Si bien prácticamente todos los fabricantes están creando prototipos que solo estarán listos para la producción en serie dentro de una década (si es que llegan a estarlo), esta vez Subaru ha presentado un prototipo que parece que podría entrar en producción en serie mañana mismo.
Subaru ha tomado un nuevo rumbo en el Salón del Automóvil de Japón: no una, sino dos versiones del prototipo STI: el eléctrico Performance-E y el mucho más prometedor Performance-B. Este último, basado en la actual generación del WRX (GB) para el mercado estadounidense, es un modelo de cinco puertas equipado con alerones delanteros y traseros, faldones laterales, una toma de aire en el capó, llantas personalizadas, detalles en rojo y un enorme alerón trasero.
Subaru no ha revelado el motor exacto del Performance-B STI, pero ha confirmado que estará propulsado por un motor bóxer (de cilindros opuestos horizontalmente), siendo el más probable el cuatro cilindros turboalimentado de 2,4 litros revisado del WRX. El interior se mantiene muy similar al del WRX de serie, con una transmisión manual de seis velocidades, una gran pantalla central y algunos discretos logotipos STI.






Dado que Subaru lleva tiempo sin lanzar un STI propiamente dicho (el WRX STI desapareció en 2021) y con el interés por los coches eléctricos en declive, se espera que el prototipo Performance-B STI marque un cambio de estrategia.
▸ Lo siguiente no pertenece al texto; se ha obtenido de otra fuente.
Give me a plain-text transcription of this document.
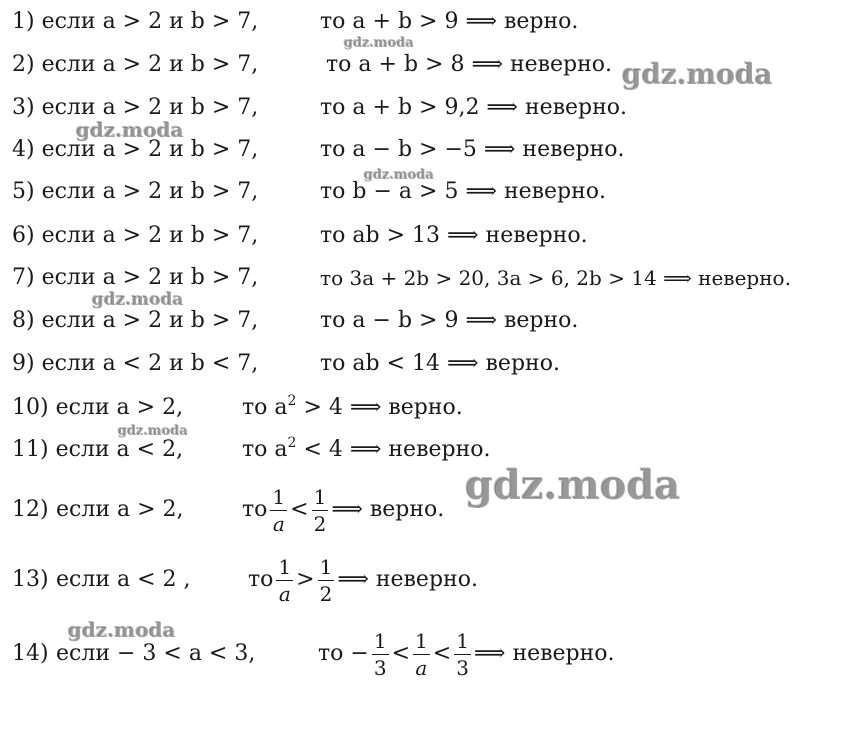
1) если a > 2 и b > 7,	то a + b > 9 ⟹ верно.
2) если a > 2 и b > 7,	то a + b > 8 ⟹ неверно.
3) если a > 2 и b > 7,	то a + b > 9,2 ⟹ неверно.
4) если a > 2 и b > 7,	то a − b > −5 ⟹ неверно.
5) если a > 2 и b > 7,	то b − a > 5 ⟹ неверно.
6) если a > 2 и b > 7,	то ab > 13 ⟹ неверно.
7) если a > 2 и b > 7,	то 3a + 2b > 20, 3a > 6, 2b > 14 ⟹ неверно.
8) если a > 2 и b > 7,	то a − b > 9 ⟹ верно.
9) если a < 2 и b < 7,	то ab < 14 ⟹ верно.
10) если a > 2,	то $a^2 > 4$ ⟹ верно.
11) если a < 2,	то $a^2 < 4$ ⟹ неверно.
12) если a > 2,	то $\frac{1}{a} < \frac{1}{2}$ ⟹ верно.
13) если a < 2 ,	то $\frac{1}{a} > \frac{1}{2}$ ⟹ неверно.
14) если − 3 < a < 3,	то − $\frac{1}{3} < \frac{1}{a} < \frac{1}{3}$ ⟹ неверно.
gdz.moda
gdz.moda
gdz.moda
gdz.moda
gdz.moda
gdz.moda
gdz.moda
gdz.moda
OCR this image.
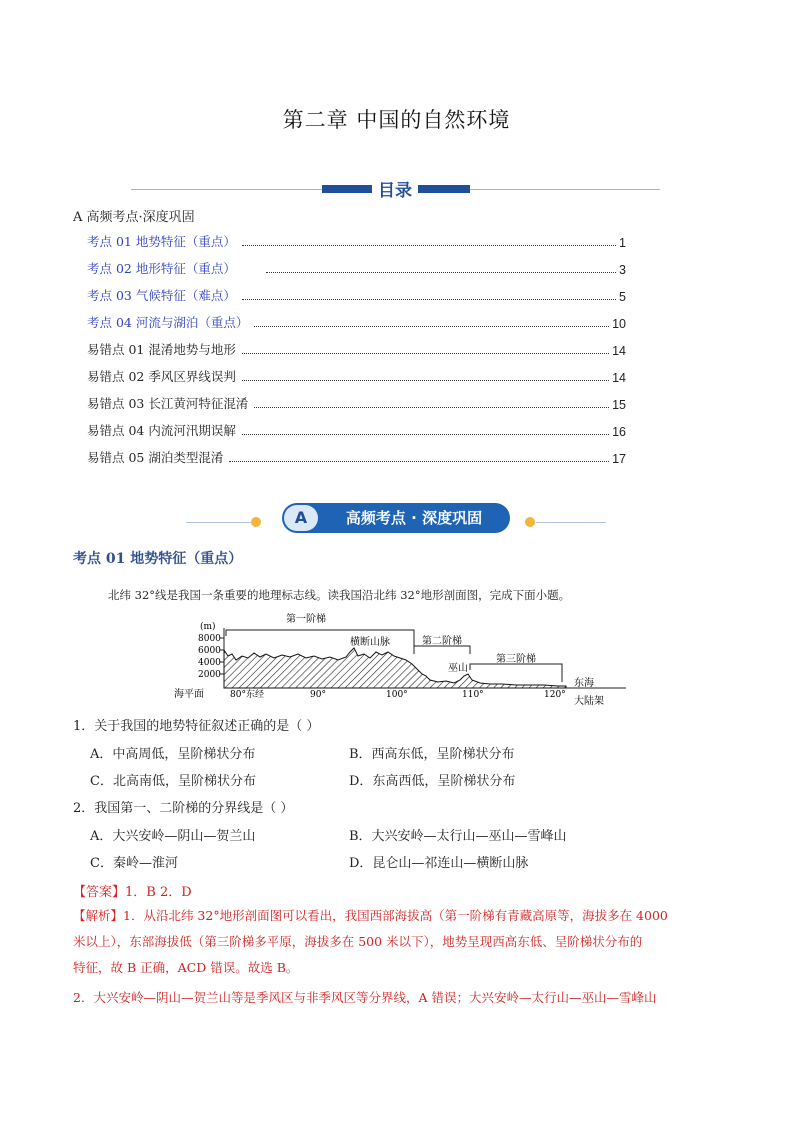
第二章 中国的自然环境
目录
A 高频考点·深度巩固
考点 01 地势特征（重点）	1
考点 02 地形特征（重点）	3
考点 03 气候特征（难点）	5
考点 04 河流与湖泊（重点）	10
易错点 01 混淆地势与地形	14
易错点 02 季风区界线误判	14
易错点 03 长江黄河特征混淆	15
易错点 04 内流河汛期误解	16
易错点 05 湖泊类型混淆	17
A	高频考点 · 深度巩固
考点 01 地势特征（重点）
北纬 32°线是我国一条重要的地理标志线。读我国沿北纬 32°地形剖面图，完成下面小题。
(m)
8000
6000
4000
2000
海平面
第一阶梯
横断山脉	第二阶梯
巫山
第三阶梯
东海
大陆架
80°东经	90°	100°	110°	120°
1．关于我国的地势特征叙述正确的是（ ）
A．中高周低，呈阶梯状分布	B．西高东低，呈阶梯状分布
C．北高南低，呈阶梯状分布	D．东高西低，呈阶梯状分布
2．我国第一、二阶梯的分界线是（ ）
A．大兴安岭—阴山—贺兰山	B．大兴安岭—太行山—巫山—雪峰山
C．秦岭—淮河	D．昆仑山—祁连山—横断山脉
【答案】1．B 2．D
【解析】1．从沿北纬 32°地形剖面图可以看出，我国西部海拔高（第一阶梯有青藏高原等，海拔多在 4000
米以上），东部海拔低（第三阶梯多平原，海拔多在 500 米以下），地势呈现西高东低、呈阶梯状分布的
特征，故 B 正确，ACD 错误。故选 B。
2．大兴安岭—阴山—贺兰山等是季风区与非季风区等分界线，A 错误；大兴安岭—太行山—巫山—雪峰山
El WRX actual también está teniendo problemas con las ventas, por lo que el regreso del STI de gasolina podría ser justo lo que la marca necesita.
Aunque todavía es un concepto y no se ha confirmado nada para su producción, esta nueva versión del STI promete retomar la herencia deportiva de Subaru e inclinar la balanza de nuevo hacia los fanáticos de la transmisión manual y la mecánica clásica.